Up until then, most AI systems created stories simply word-by-word from left to right. While fine for short texts, this method struggled with long-term plot and character consistency. The researchers proposed "coarse-to-fine" techniques to first generate story outlines, then build surface-level details conditioned on the outline.
Their approach involved three steps: modeling the sequence of actions using verbs and arguments, generating story sentences with placeholder entities like "ent0", and finally rewriting the placeholders with specific references. This mirrored how human writers first sketch a plot's arc, then go back to flesh out settings and characters.

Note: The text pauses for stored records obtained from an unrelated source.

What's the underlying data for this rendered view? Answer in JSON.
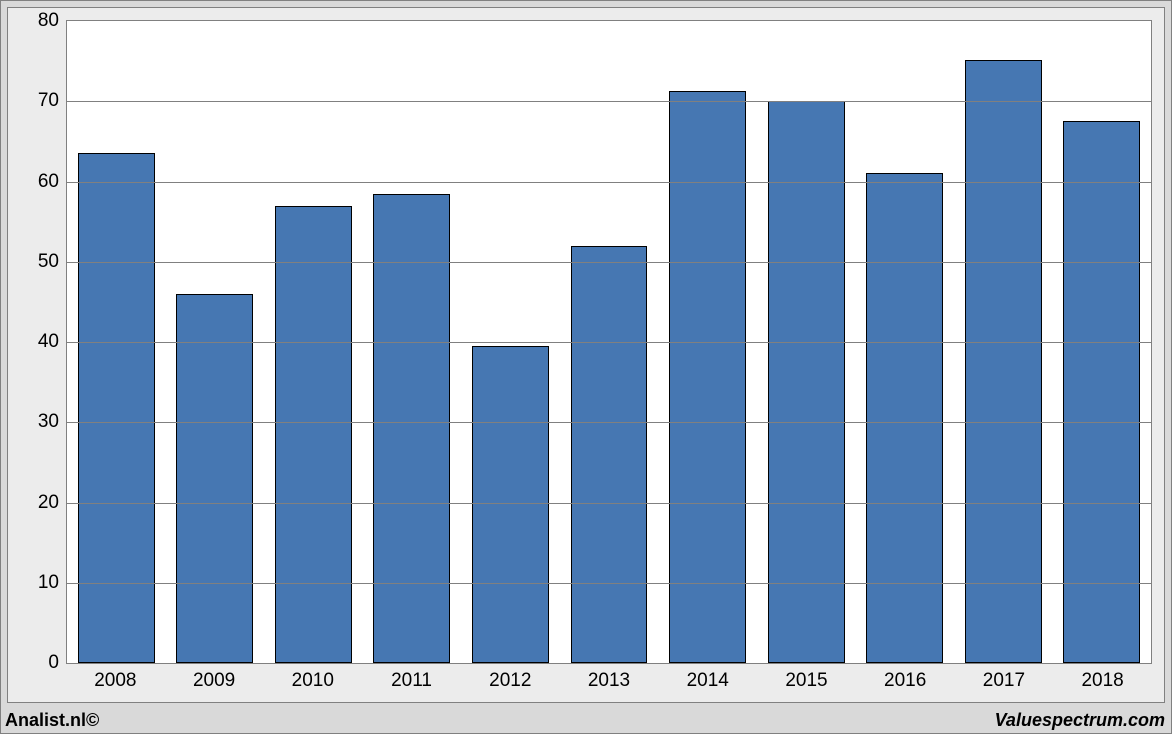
{
  "chart": {
    "type": "bar",
    "categories": [
      "2008",
      "2009",
      "2010",
      "2011",
      "2012",
      "2013",
      "2014",
      "2015",
      "2016",
      "2017",
      "2018"
    ],
    "values": [
      63.5,
      46.0,
      57.0,
      58.5,
      39.5,
      52.0,
      71.3,
      70.0,
      61.0,
      75.2,
      67.5
    ],
    "bar_color": "#4677b2",
    "bar_border_color": "#000000",
    "bar_width_ratio": 0.78,
    "ylim": [
      0,
      80
    ],
    "ytick_step": 10,
    "grid_color": "#808080",
    "plot_background": "#ffffff",
    "panel_background": "#ececec",
    "outer_background": "#d9d9d9",
    "border_color": "#808080",
    "tick_fontsize": 19,
    "tick_color": "#000000"
  },
  "footer": {
    "left": "Analist.nl©",
    "right": "Valuespectrum.com",
    "fontsize": 18,
    "color": "#000000"
  }
}
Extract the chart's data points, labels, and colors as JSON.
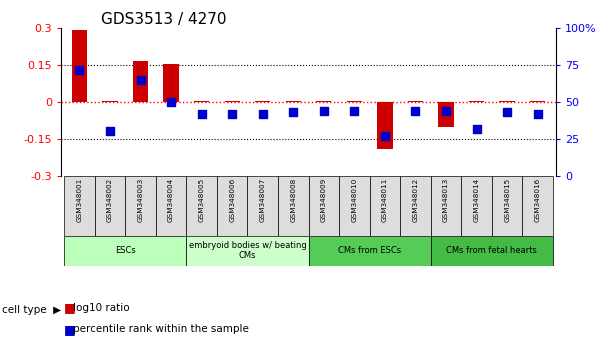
{
  "title": "GDS3513 / 4270",
  "samples": [
    "GSM348001",
    "GSM348002",
    "GSM348003",
    "GSM348004",
    "GSM348005",
    "GSM348006",
    "GSM348007",
    "GSM348008",
    "GSM348009",
    "GSM348010",
    "GSM348011",
    "GSM348012",
    "GSM348013",
    "GSM348014",
    "GSM348015",
    "GSM348016"
  ],
  "log10_ratio": [
    0.295,
    0.005,
    0.165,
    0.155,
    0.005,
    0.005,
    0.005,
    0.003,
    0.003,
    0.003,
    -0.19,
    0.003,
    -0.1,
    0.003,
    0.003,
    0.003
  ],
  "percentile_rank": [
    72,
    30,
    65,
    50,
    42,
    42,
    42,
    43,
    44,
    44,
    27,
    44,
    44,
    32,
    43,
    42
  ],
  "cell_groups": [
    {
      "label": "ESCs",
      "start": 0,
      "end": 3,
      "color": "#bbffbb"
    },
    {
      "label": "embryoid bodies w/ beating\nCMs",
      "start": 4,
      "end": 7,
      "color": "#ccffcc"
    },
    {
      "label": "CMs from ESCs",
      "start": 8,
      "end": 11,
      "color": "#55cc55"
    },
    {
      "label": "CMs from fetal hearts",
      "start": 12,
      "end": 15,
      "color": "#44bb44"
    }
  ],
  "ylim_left": [
    -0.3,
    0.3
  ],
  "ylim_right": [
    0,
    100
  ],
  "yticks_left": [
    -0.3,
    -0.15,
    0.0,
    0.15,
    0.3
  ],
  "ytick_labels_left": [
    "-0.3",
    "-0.15",
    "0",
    "0.15",
    "0.3"
  ],
  "yticks_right": [
    0,
    25,
    50,
    75,
    100
  ],
  "ytick_labels_right": [
    "0",
    "25",
    "50",
    "75",
    "100%"
  ],
  "hlines_dotted": [
    0.15,
    -0.15
  ],
  "bar_color": "#cc0000",
  "dot_color": "#0000cc",
  "legend_red_label": "log10 ratio",
  "legend_blue_label": "percentile rank within the sample",
  "cell_type_label": "cell type"
}
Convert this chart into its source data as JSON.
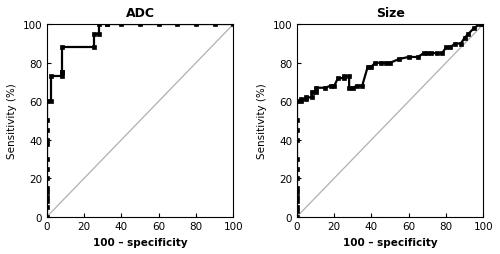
{
  "adc_fpr": [
    0,
    0,
    0,
    0,
    0,
    0,
    0,
    0,
    0,
    0,
    0,
    0,
    0,
    0,
    2,
    2,
    8,
    8,
    8,
    8,
    25,
    25,
    28,
    28,
    32,
    32,
    40,
    50,
    60,
    70,
    80,
    90,
    100
  ],
  "adc_tpr": [
    0,
    5,
    8,
    10,
    13,
    15,
    20,
    25,
    30,
    38,
    40,
    45,
    50,
    60,
    60,
    73,
    73,
    75,
    75,
    88,
    88,
    95,
    95,
    100,
    100,
    100,
    100,
    100,
    100,
    100,
    100,
    100,
    100
  ],
  "size_fpr": [
    0,
    0,
    0,
    0,
    0,
    0,
    0,
    0,
    0,
    0,
    0,
    0,
    0,
    0,
    2,
    2,
    5,
    5,
    8,
    8,
    10,
    10,
    15,
    18,
    20,
    22,
    25,
    25,
    28,
    28,
    30,
    32,
    35,
    38,
    40,
    42,
    45,
    48,
    50,
    55,
    60,
    65,
    68,
    70,
    72,
    75,
    78,
    80,
    82,
    85,
    88,
    90,
    92,
    95,
    98,
    100
  ],
  "size_tpr": [
    0,
    3,
    5,
    8,
    10,
    13,
    15,
    20,
    25,
    30,
    40,
    45,
    50,
    60,
    60,
    61,
    61,
    62,
    62,
    65,
    65,
    67,
    67,
    68,
    68,
    72,
    72,
    73,
    73,
    67,
    67,
    68,
    68,
    78,
    78,
    80,
    80,
    80,
    80,
    82,
    83,
    83,
    85,
    85,
    85,
    85,
    85,
    88,
    88,
    90,
    90,
    93,
    95,
    98,
    100,
    100
  ],
  "title_adc": "ADC",
  "title_size": "Size",
  "xlabel": "100 – specificity",
  "ylabel": "Sensitivity (%)",
  "xlim": [
    0,
    100
  ],
  "ylim": [
    0,
    100
  ],
  "xticks": [
    0,
    20,
    40,
    60,
    80,
    100
  ],
  "yticks": [
    0,
    20,
    40,
    60,
    80,
    100
  ],
  "line_color": "#000000",
  "diag_color": "#b0b0b0",
  "marker": "s",
  "markersize": 2.5,
  "linewidth": 1.6,
  "title_fontsize": 9,
  "label_fontsize": 7.5,
  "tick_fontsize": 7.5,
  "fig_width": 5.0,
  "fig_height": 2.55,
  "dpi": 100
}
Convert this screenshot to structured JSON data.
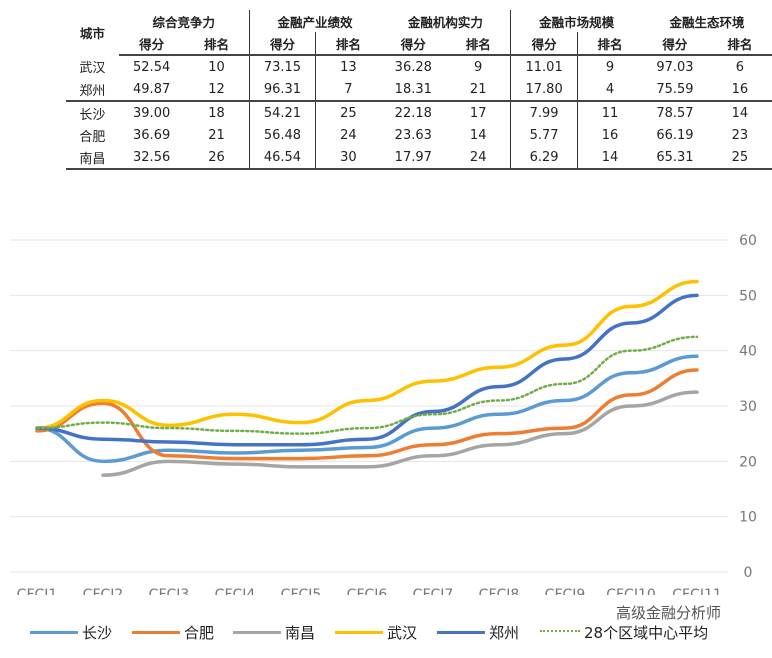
{
  "table": {
    "city_header": "城市",
    "groups": [
      "综合竞争力",
      "金融产业绩效",
      "金融机构实力",
      "金融市场规模",
      "金融生态环境"
    ],
    "sub": [
      "得分",
      "排名"
    ],
    "rows": [
      {
        "city": "武汉",
        "v": [
          "52.54",
          "10",
          "73.15",
          "13",
          "36.28",
          "9",
          "11.01",
          "9",
          "97.03",
          "6"
        ]
      },
      {
        "city": "郑州",
        "v": [
          "49.87",
          "12",
          "96.31",
          "7",
          "18.31",
          "21",
          "17.80",
          "4",
          "75.59",
          "16"
        ]
      },
      {
        "city": "长沙",
        "v": [
          "39.00",
          "18",
          "54.21",
          "25",
          "22.18",
          "17",
          "7.99",
          "11",
          "78.57",
          "14"
        ]
      },
      {
        "city": "合肥",
        "v": [
          "36.69",
          "21",
          "56.48",
          "24",
          "23.63",
          "14",
          "5.77",
          "16",
          "66.19",
          "23"
        ]
      },
      {
        "city": "南昌",
        "v": [
          "32.56",
          "26",
          "46.54",
          "30",
          "17.97",
          "24",
          "6.29",
          "14",
          "65.31",
          "25"
        ]
      }
    ]
  },
  "chart_data": {
    "type": "line",
    "categories": [
      "CFCI1",
      "CFCI2",
      "CFCI3",
      "CFCI4",
      "CFCI5",
      "CFCI6",
      "CFCI7",
      "CFCI8",
      "CFCI9",
      "CFCI10",
      "CFCI11"
    ],
    "ylim": [
      0,
      60
    ],
    "yticks": [
      0,
      10,
      20,
      30,
      40,
      50,
      60
    ],
    "y_axis_side": "right",
    "grid": true,
    "legend": "bottom",
    "series": [
      {
        "name": "长沙",
        "color": "#5b9bd5",
        "style": "solid",
        "values": [
          26,
          20,
          22,
          21.5,
          22,
          22.5,
          26,
          28.5,
          31,
          36,
          39
        ]
      },
      {
        "name": "合肥",
        "color": "#ed7d31",
        "style": "solid",
        "values": [
          25.5,
          30.5,
          21,
          20.5,
          20.5,
          21,
          23,
          25,
          26,
          32,
          36.5
        ]
      },
      {
        "name": "南昌",
        "color": "#a5a5a5",
        "style": "solid",
        "values": [
          null,
          17.5,
          20,
          19.5,
          19,
          19,
          21,
          23,
          25,
          30,
          32.5
        ]
      },
      {
        "name": "武汉",
        "color": "#ffc000",
        "style": "solid",
        "values": [
          26,
          31,
          26.5,
          28.5,
          27,
          31,
          34.5,
          37,
          41,
          48,
          52.5
        ]
      },
      {
        "name": "郑州",
        "color": "#4472c4",
        "style": "solid",
        "values": [
          26,
          24,
          23.5,
          23,
          23,
          24,
          29,
          33.5,
          38.5,
          45,
          50
        ]
      },
      {
        "name": "28个区域中心平均",
        "color": "#70ad47",
        "style": "dotted",
        "values": [
          26,
          27,
          26,
          25.5,
          25,
          26,
          28.5,
          31,
          34,
          40,
          42.5
        ]
      }
    ]
  },
  "watermark": "高级金融分析师"
}
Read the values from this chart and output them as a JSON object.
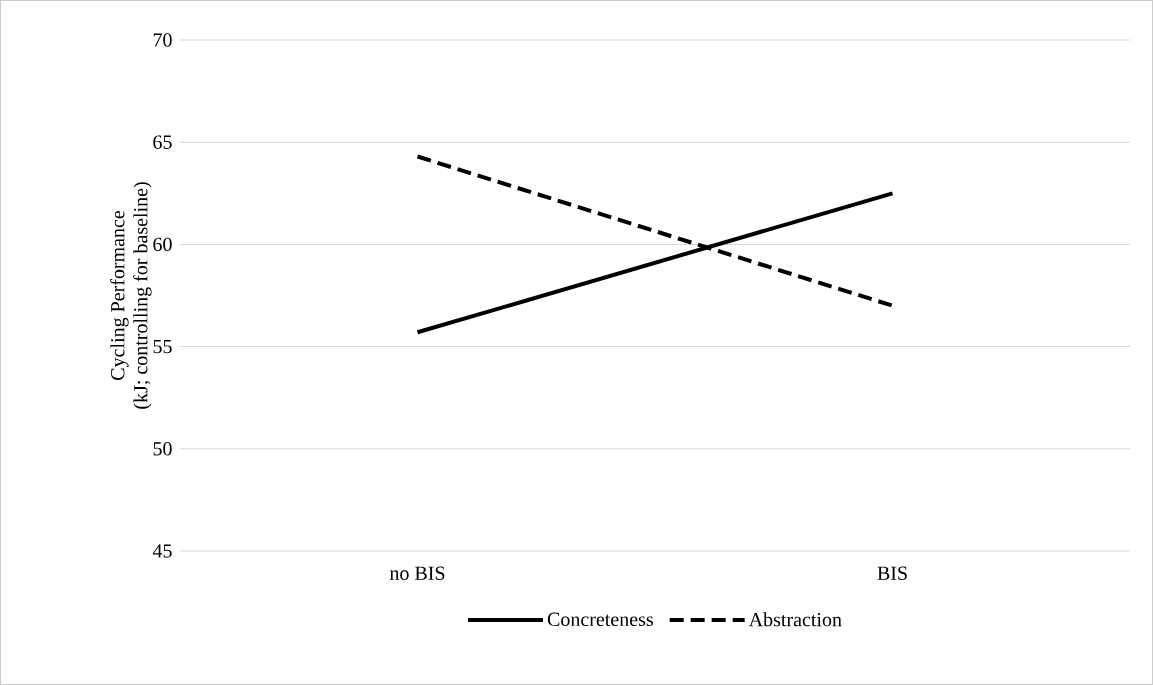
{
  "chart_data": {
    "type": "line",
    "ylabel": "Cycling Performance\n(kJ; controlling for baseline)",
    "categories": [
      "no BIS",
      "BIS"
    ],
    "series": [
      {
        "name": "Concreteness",
        "color": "#000000",
        "line_style": "solid",
        "values": [
          55.7,
          62.5
        ]
      },
      {
        "name": "Abstraction",
        "color": "#000000",
        "line_style": "dashed",
        "values": [
          64.3,
          57.0
        ]
      }
    ],
    "ylim": [
      45,
      70
    ],
    "yticks": [
      45,
      50,
      55,
      60,
      65,
      70
    ],
    "grid": "y",
    "legend": "bottom",
    "marker": "none"
  }
}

By creating more structured drafts, the AI models improved event diversity and entity consistency compared to previous approaches. The placeholder entities also made it easier to track characters, replacing different mentions with the same token. The researchers found that human judges strongly preferred stories created with hierarchical planning versus direct generation.
While an early attempt, this work showed the promise of mimicking writing strategies like outlining and revising. The field has advanced rapidly since 2019 as models like GPT-4 or Claude 2 now generate amazingly fluent text. But behind the scenes, AI still struggles with plot and people - areas where hierarchical techniques could help. The research highlights the value of breaking narration into more human-like steps. A technique currently being explored by several AI-assisted writing startups such as Novel AI and Sudowrite.
Just as outlines aid human storytellers, explicit planning and revisions may allow AI to better learn from experience. More structured generation spaces let models focus on specific challenges like action sequences before full text. While AI has seen stunning progress, people remain the masters of storycraft. Studying the narrative strategies of writers may guide systems to become more helpful to writers.